E é por isso que esta experiência-fábula-epifania, de atmosfera ectoplasma, etérea, cósmica e psicodélica é uma profecia. A realidade “assalta” a ficção e assim somos conduzidos pela estética concretista da psicologia personificada e da transfiguração simbólica da visão conservadora da Bíblia, que infere “Tio Boonmee, Que Pode Recordar Suas Vidas Passadas”, do tailandês Apichatpong Weerasethakul, traduzindo -se meio Manoel de Oliveira, meio “Contatos Imediatos de Terceiro Grau”, meio José Saramago. Aqui, a narrativa espera, observa, destaca o bucolismo moderno do som do vento e contempla o tempo das micro-ações repetitivas (de seguir adiante quase igual ao dia anterior) de uma vida comum cotidiana: as plantas regadas, a conversa com outro artista “conservador” que pinta estátuas religiosas, e a masturbação ao luar.

Os detalhes-mistérios são inseridos: o objeto não identificado no céu, o sêmen que some, a assombração de uma mulher, os sonhos. Em “O Estranho Caso de Ezequiel”, a lembrança é plenamente feliz, e a realidade, solitária. Ambienta-se à moda de um filme clássico de terror, com suas características sustos (e ruídos exacerbados) que funcionam mais como conceito que para necessariamente causar medo. O extra-terrestre, que se transmuta convulsivamente em humano, assim como o diretor, fornece um presente de boas-vindas (um descanso das obrigações caseiras e um voltar a sentir) pela diferença alienígena compreendida: uma possibilidade de deturpar a fenda tempo/espaço para revisitar sua felicidade (a projeção esquizofrênica do querer absoluto – a “fé que move montanhas” – sofrida pela loucura da saudade), mesmo que de forma “zumbi fantasmagórico”), só que agora pela eternidade. O tom cômico, de sarcasmo mais circense, cunhado pelo próprio Guto, busca suavizar (e acalmar pela “erva”) a mensagem da filosofia terapêutica abordada, mas no fundo todo esse riso é um desconfortável estágio de impedir nosso próprio auto-questionamento.

“O Estranho Caso de Ezequiel” excede a primazia já determinante quando faz com a a “amada morta” feche os olhos e responda o que vê do “lado de lá”, pontuando subjetivamente a visão do pós-morte.

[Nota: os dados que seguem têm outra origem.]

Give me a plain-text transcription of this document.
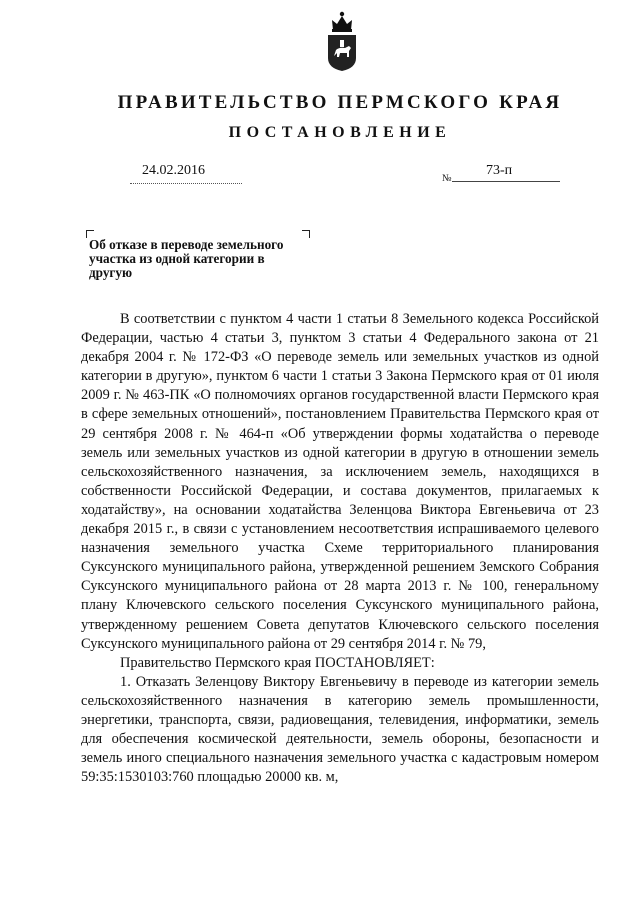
ПРАВИТЕЛЬСТВО ПЕРМСКОГО КРАЯ
ПОСТАНОВЛЕНИЕ
24.02.2016
№
73-п
Об отказе в переводе земельного участка из одной категории в другую

В соответствии с пунктом 4 части 1 статьи 8 Земельного кодекса Российской Федерации, частью 4 статьи 3, пунктом 3 статьи 4 Федерального закона от 21 декабря 2004 г. № 172-ФЗ «О переводе земель или земельных участков из одной категории в другую», пунктом 6 части 1 статьи 3 Закона Пермского края от 01 июля 2009 г. № 463-ПК «О полномочиях органов государственной власти Пермского края в сфере земельных отношений», постановлением Правительства Пермского края от 29 сентября 2008 г. № 464-п «Об утверждении формы ходатайства о переводе земель или земельных участков из одной категории в другую в отношении земель сельскохозяйственного назначения, за исключением земель, находящихся в собственности Российской Федерации, и состава документов, прилагаемых к ходатайству», на основании ходатайства Зеленцова Виктора Евгеньевича от 23 декабря 2015 г., в связи с установлением несоответствия испрашиваемого целевого назначения земельного участка Схеме территориального планирования Суксунского муниципального района, утвержденной решением Земского Собрания Суксунского муниципального района от 28 марта 2013 г. № 100, генеральному плану Ключевского сельского поселения Суксунского муниципального района, утвержденному решением Совета депутатов Ключевского сельского поселения Суксунского муниципального района от 29 сентября 2014 г. № 79,

Правительство Пермского края ПОСТАНОВЛЯЕТ:

1. Отказать Зеленцову Виктору Евгеньевичу в переводе из категории земель сельскохозяйственного назначения в категорию земель промышленности, энергетики, транспорта, связи, радиовещания, телевидения, информатики, земель для обеспечения космической деятельности, земель обороны, безопасности и земель иного специального назначения земельного участка с кадастровым номером 59:35:1530103:760 площадью 20000 кв. м,
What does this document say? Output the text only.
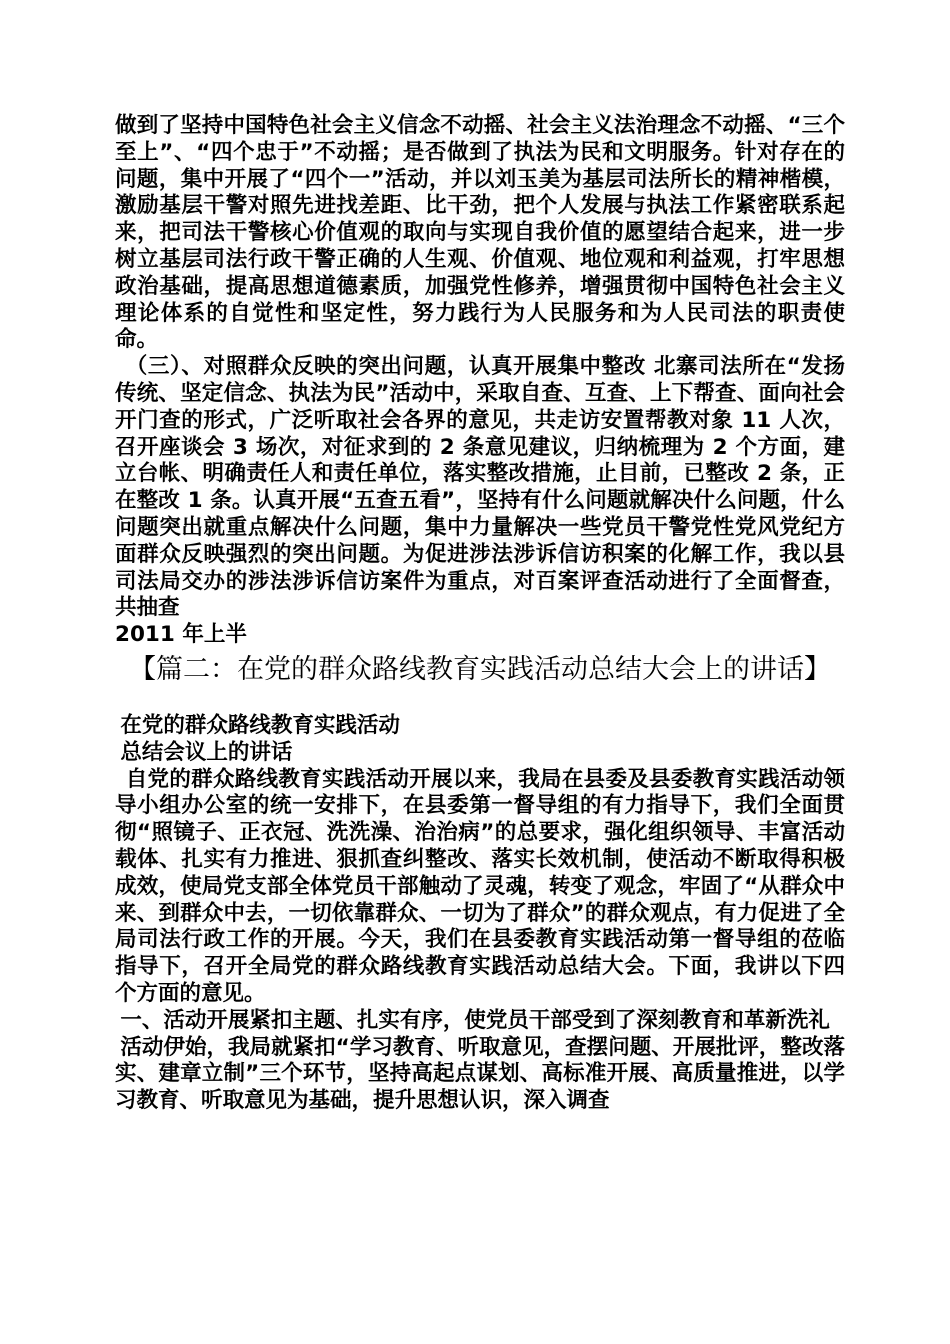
做到了坚持中国特色社会主义信念不动摇、社会主义法治理念不动摇、“三个至上”、“四个忠于”不动摇；是否做到了执法为民和文明服务。针对存在的问题，集中开展了“四个一”活动，并以刘玉美为基层司法所长的精神楷模，激励基层干警对照先进找差距、比干劲，把个人发展与执法工作紧密联系起来，把司法干警核心价值观的取向与实现自我价值的愿望结合起来，进一步树立基层司法行政干警正确的人生观、价值观、地位观和利益观，打牢思想政治基础，提高思想道德素质，加强党性修养，增强贯彻中国特色社会主义理论体系的自觉性和坚定性，努力践行为人民服务和为人民司法的职责使命。

（三）、对照群众反映的突出问题，认真开展集中整改 北寨司法所在“发扬传统、坚定信念、执法为民”活动中，采取自查、互查、上下帮查、面向社会开门查的形式，广泛听取社会各界的意见，共走访安置帮教对象 11 人次，召开座谈会 3 场次，对征求到的 2 条意见建议，归纳梳理为 2 个方面，建立台帐、明确责任人和责任单位，落实整改措施，止目前，已整改 2 条，正在整改 1 条。认真开展“五查五看”，坚持有什么问题就解决什么问题，什么问题突出就重点解决什么问题，集中力量解决一些党员干警党性党风党纪方面群众反映强烈的突出问题。为促进涉法涉诉信访积案的化解工作，我以县司法局交办的涉法涉诉信访案件为重点，对百案评查活动进行了全面督查，共抽查

2011 年上半

【篇二：在党的群众路线教育实践活动总结大会上的讲话】

在党的群众路线教育实践活动

总结会议上的讲话

自党的群众路线教育实践活动开展以来，我局在县委及县委教育实践活动领导小组办公室的统一安排下，在县委第一督导组的有力指导下，我们全面贯彻“照镜子、正衣冠、洗洗澡、治治病”的总要求，强化组织领导、丰富活动载体、扎实有力推进、狠抓查纠整改、落实长效机制，使活动不断取得积极成效，使局党支部全体党员干部触动了灵魂，转变了观念，牢固了“从群众中来、到群众中去，一切依靠群众、一切为了群众”的群众观点，有力促进了全局司法行政工作的开展。今天，我们在县委教育实践活动第一督导组的莅临指导下，召开全局党的群众路线教育实践活动总结大会。下面，我讲以下四个方面的意见。

一、活动开展紧扣主题、扎实有序，使党员干部受到了深刻教育和革新洗礼

活动伊始，我局就紧扣“学习教育、听取意见，查摆问题、开展批评，整改落实、建章立制”三个环节，坚持高起点谋划、高标准开展、高质量推进，以学习教育、听取意见为基础，提升思想认识，深入调查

O espectador é presenteado com esta experiência metafísica, surrealista e estranha, que nos faz sair da zona de conforto visual com o qual estamos “acostumados” pelo aceleração das influências comerciais. Não satisfeito, o filme salta para 289 anos depois em um Planeta distante, entre meteoros, cores “aura RBG” (psicotrópico), tela que se expande à moda de “Mommy”, de Xavier Dolan, placa da moto EZK 25 15 17, e música transcendental de Shlohmo e o álbum “Dark Red” (que pode ser definido pela união inferência de The XX com Cosmic Project), esta última que nos conduz com força alucinógena e catarse libertária (à moda do final do filme “2001 – Uma Odisseia no Espaço”, de Stanley Kubrick). É o conceito espírita-budista da sequência da vida em outro plano astral que plasma espelha a Terra em que vivemos no momento.

Concluindo, um filme que já nasce perfeito, único, obrigatório, que cria um gênero ímpar e particular por abraçar a “experiência-viagem fantástica de reconectar a perda de um luto” e de “lidar com a morte de forma mais frontal e concreta” por uma “família não ortodoxa, peculiar e que incomoda a sociedade” (apenas por não impor nada, por ser livre e por existir naturalmente), finaliza o realizador Guto Parente em uma entrevista exclusiva a nosso site. Altamente recomendado.